Next Article in Journal
Detecting Urban Commercial Districts by Fusing Points of Interest and Population Heat Data with Region-Growing Algorithms
Previous Article in Journal
Analysing River Systems with Time Series Data Using Path Queries in Graph Databases
 
 
Article
Peer-Review Record

The Think-Aloud Method for Evaluating the Usability of a Regional Atlas

ISPRS Int. J. Geo-Inf. 2023, 12(3), 95; https://doi.org/10.3390/ijgi12030095
by Tomas Vanicek and Stanislav Popelka *
Reviewer 2: Anonymous
Reviewer 3:
ISPRS Int. J. Geo-Inf. 2023, 12(3), 95; https://doi.org/10.3390/ijgi12030095
Submission received: 26 January 2023 / Revised: 14 February 2023 / Accepted: 23 February 2023 / Published: 26 February 2023

Round 1

Reviewer 1 Report

Thank you for the opportunity to review this very interesting article entitled "The Think-aloud Method for Evaluating the Usability of a Regional Atlas". The article very aptly describes the use of think-aloud methods in evaluating the usability of a cartographic product.
The authors describe their chosen method very forcefully both in the introduction and in the following chapters, but rely on outdated literature at crucial points in their argumentation. I would like to add more recent studies, e.g. in lines 42-45 and 164-167.
Line 221 - it seems that the earlier review of the literature already confirms this, especially sub-chapter 1.3.
Lines 244-245 - subjective selection will be subjective, even if in consultation with the authors of the Atlas, please specify the choice of questions.
Subsection 2.2 - did the authors consider cognitive tests as part of the selection of question difficulty?
There are no statistical confirmations for the numbers obtained.
It would be reasonable to calculate the efficiency index in the context of the relationship between the time of task completion and the correctness of task completion.

Author Response

Thank you for the opportunity to review this very interesting article entitled "The Think-aloud Method for Evaluating the Usability of a Regional Atlas". The article very aptly describes the use of think-aloud methods in evaluating the usability of a cartographic product.

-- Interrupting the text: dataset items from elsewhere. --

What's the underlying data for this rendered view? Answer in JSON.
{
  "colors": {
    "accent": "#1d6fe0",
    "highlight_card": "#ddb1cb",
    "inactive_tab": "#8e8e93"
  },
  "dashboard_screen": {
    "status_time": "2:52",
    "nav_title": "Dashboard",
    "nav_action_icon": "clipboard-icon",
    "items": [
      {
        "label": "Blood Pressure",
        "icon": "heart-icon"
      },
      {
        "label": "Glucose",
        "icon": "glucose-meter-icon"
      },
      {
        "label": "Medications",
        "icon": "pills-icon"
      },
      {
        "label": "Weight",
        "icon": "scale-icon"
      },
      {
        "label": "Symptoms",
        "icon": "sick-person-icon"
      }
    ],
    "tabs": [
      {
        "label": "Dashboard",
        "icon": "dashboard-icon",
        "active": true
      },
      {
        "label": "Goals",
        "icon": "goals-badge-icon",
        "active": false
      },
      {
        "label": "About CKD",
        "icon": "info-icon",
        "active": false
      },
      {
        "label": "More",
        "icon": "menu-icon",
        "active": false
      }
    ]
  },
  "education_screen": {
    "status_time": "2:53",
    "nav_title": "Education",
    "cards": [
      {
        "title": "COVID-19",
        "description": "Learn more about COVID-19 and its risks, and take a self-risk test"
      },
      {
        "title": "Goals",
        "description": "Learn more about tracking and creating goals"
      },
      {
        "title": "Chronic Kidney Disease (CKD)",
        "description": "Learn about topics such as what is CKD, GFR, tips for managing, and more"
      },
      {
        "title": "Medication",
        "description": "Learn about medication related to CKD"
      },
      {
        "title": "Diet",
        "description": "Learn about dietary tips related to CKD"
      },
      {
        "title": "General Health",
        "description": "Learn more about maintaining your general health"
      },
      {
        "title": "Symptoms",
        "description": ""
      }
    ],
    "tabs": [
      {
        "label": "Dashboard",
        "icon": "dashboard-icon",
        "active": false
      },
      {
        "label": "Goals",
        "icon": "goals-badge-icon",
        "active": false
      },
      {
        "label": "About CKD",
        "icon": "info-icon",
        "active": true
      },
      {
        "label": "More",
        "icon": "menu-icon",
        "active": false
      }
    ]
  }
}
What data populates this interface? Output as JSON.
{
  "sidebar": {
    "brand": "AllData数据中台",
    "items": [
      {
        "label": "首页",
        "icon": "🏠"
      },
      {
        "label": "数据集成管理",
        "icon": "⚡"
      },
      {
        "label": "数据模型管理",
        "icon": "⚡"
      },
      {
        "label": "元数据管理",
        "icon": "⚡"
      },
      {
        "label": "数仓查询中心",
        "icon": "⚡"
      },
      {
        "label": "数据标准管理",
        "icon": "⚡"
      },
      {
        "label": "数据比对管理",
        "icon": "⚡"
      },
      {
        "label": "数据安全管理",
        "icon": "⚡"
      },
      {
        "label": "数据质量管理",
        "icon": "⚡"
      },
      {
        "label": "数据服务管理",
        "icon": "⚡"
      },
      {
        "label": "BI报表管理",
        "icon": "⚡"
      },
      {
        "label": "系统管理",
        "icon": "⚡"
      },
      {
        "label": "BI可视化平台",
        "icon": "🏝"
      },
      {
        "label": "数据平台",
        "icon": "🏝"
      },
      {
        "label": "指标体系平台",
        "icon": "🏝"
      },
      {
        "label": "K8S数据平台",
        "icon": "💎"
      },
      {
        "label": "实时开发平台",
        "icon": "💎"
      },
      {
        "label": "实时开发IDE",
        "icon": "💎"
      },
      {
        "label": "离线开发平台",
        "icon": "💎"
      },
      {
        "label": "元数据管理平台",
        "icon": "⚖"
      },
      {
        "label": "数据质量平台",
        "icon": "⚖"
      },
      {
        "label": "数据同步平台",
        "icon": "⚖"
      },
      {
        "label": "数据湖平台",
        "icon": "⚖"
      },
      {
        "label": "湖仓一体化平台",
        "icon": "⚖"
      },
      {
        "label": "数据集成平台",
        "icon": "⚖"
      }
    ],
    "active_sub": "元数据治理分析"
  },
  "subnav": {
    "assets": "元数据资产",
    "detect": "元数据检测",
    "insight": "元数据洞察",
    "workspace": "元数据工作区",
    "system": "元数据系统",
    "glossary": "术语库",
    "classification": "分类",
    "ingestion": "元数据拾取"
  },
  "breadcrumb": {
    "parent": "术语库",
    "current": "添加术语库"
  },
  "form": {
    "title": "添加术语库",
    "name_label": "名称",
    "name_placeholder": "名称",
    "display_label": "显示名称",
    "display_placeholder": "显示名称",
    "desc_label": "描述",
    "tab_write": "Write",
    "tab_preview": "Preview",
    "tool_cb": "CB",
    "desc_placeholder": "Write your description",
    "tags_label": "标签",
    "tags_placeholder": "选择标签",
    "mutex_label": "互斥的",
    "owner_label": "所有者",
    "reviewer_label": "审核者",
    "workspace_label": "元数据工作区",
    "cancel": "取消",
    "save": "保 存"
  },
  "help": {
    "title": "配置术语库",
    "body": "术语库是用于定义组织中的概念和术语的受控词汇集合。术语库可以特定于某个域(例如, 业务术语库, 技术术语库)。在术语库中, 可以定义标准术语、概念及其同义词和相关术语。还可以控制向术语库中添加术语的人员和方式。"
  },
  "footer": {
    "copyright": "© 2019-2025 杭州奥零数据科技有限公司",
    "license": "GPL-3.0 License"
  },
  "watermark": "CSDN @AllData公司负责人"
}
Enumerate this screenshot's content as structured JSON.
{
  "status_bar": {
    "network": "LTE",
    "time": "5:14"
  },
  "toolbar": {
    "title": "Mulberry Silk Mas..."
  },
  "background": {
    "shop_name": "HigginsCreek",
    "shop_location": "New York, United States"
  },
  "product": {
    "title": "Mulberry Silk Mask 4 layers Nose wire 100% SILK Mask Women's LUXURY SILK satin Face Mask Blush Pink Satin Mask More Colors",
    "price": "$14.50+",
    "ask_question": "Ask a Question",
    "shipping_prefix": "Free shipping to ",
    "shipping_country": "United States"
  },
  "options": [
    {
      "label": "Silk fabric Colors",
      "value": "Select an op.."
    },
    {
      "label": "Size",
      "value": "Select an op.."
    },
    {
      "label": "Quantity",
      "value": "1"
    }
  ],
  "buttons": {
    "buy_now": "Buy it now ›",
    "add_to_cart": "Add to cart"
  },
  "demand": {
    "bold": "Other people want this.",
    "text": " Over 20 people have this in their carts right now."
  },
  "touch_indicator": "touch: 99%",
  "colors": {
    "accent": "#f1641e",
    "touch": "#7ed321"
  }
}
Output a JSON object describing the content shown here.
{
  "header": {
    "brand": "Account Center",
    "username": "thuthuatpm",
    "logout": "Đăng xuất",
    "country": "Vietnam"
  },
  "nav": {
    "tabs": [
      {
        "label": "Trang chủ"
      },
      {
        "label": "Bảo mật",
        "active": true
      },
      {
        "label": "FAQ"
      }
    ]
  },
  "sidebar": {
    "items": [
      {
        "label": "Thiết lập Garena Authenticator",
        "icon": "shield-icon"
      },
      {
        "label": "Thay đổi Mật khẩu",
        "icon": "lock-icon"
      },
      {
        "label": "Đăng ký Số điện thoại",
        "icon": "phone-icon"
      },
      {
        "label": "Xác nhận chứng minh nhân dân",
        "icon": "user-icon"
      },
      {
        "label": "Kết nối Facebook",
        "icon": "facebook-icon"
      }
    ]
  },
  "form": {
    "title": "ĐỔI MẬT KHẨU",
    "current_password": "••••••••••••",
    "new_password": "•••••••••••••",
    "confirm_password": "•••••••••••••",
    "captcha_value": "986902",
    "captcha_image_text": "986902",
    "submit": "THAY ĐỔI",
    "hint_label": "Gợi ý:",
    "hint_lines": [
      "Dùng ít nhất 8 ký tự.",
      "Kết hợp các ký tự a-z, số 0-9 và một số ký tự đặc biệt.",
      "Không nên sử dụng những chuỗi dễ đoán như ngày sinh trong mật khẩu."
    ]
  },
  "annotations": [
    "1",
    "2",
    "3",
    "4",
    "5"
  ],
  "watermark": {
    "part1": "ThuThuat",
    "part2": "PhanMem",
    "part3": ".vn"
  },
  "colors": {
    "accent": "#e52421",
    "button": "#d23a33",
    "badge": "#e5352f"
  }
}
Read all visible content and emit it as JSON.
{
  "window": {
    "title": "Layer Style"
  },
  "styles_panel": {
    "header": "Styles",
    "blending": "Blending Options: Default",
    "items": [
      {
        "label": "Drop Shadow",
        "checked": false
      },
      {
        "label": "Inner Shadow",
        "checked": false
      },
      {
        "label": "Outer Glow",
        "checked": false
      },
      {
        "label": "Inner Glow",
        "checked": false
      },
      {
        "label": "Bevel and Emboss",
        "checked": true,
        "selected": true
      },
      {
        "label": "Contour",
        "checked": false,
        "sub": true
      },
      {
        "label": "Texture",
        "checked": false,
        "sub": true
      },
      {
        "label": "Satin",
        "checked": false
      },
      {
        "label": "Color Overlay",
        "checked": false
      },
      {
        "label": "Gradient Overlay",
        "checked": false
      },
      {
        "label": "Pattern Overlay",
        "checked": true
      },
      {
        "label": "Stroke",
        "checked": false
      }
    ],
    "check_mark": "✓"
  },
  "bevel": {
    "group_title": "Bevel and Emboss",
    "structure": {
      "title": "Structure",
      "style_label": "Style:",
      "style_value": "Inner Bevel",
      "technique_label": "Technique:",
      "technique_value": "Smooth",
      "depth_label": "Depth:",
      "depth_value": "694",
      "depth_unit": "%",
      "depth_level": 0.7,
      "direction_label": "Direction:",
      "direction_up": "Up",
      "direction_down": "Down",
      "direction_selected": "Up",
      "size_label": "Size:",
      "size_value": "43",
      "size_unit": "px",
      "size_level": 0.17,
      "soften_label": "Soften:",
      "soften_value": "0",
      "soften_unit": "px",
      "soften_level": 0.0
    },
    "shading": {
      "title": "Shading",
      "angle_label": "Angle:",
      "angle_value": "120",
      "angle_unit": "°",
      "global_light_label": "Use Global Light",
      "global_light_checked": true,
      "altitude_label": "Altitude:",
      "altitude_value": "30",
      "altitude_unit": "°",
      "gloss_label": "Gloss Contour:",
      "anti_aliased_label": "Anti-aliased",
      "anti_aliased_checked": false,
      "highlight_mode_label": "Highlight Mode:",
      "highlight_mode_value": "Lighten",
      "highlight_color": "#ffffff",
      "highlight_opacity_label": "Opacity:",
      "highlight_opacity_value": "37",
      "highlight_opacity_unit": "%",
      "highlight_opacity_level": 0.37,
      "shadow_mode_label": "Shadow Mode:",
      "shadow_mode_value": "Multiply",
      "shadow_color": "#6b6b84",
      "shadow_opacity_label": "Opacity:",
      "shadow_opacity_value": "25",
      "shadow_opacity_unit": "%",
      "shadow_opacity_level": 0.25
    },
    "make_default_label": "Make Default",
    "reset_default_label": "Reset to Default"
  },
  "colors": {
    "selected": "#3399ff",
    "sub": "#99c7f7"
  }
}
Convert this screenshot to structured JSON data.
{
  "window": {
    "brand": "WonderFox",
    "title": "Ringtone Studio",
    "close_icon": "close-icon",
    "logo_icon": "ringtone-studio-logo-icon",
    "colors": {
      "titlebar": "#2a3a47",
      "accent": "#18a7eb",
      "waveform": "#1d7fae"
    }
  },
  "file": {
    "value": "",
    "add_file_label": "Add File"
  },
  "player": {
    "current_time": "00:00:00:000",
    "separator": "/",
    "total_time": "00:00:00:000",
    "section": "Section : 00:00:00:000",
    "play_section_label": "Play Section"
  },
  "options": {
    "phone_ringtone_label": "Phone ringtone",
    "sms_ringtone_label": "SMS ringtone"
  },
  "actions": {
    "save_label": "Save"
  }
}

The authors describe their chosen method very forcefully both in the introduction and in the following chapters, but rely on outdated literature at crucial points in their argumentation. I would like to add more recent studies, e.g. in lines 42-45 and 164-167.

More recent studies have been added to the end of the Introduction section and also at the end of section 1.2.

Line 221 - it seems that the earlier review of the literature already confirms this, especially sub-chapter 1.3.

This sentence has been made more specific: "The purpose of the study was not only to find the weaknesses of the atlas, but also to see if the think-aloud method was at all suitable for an atlas evaluation."

Lines 244-245 - subjective selection will be subjective, even if in consultation with the authors of the Atlas, please specify the choice of questions.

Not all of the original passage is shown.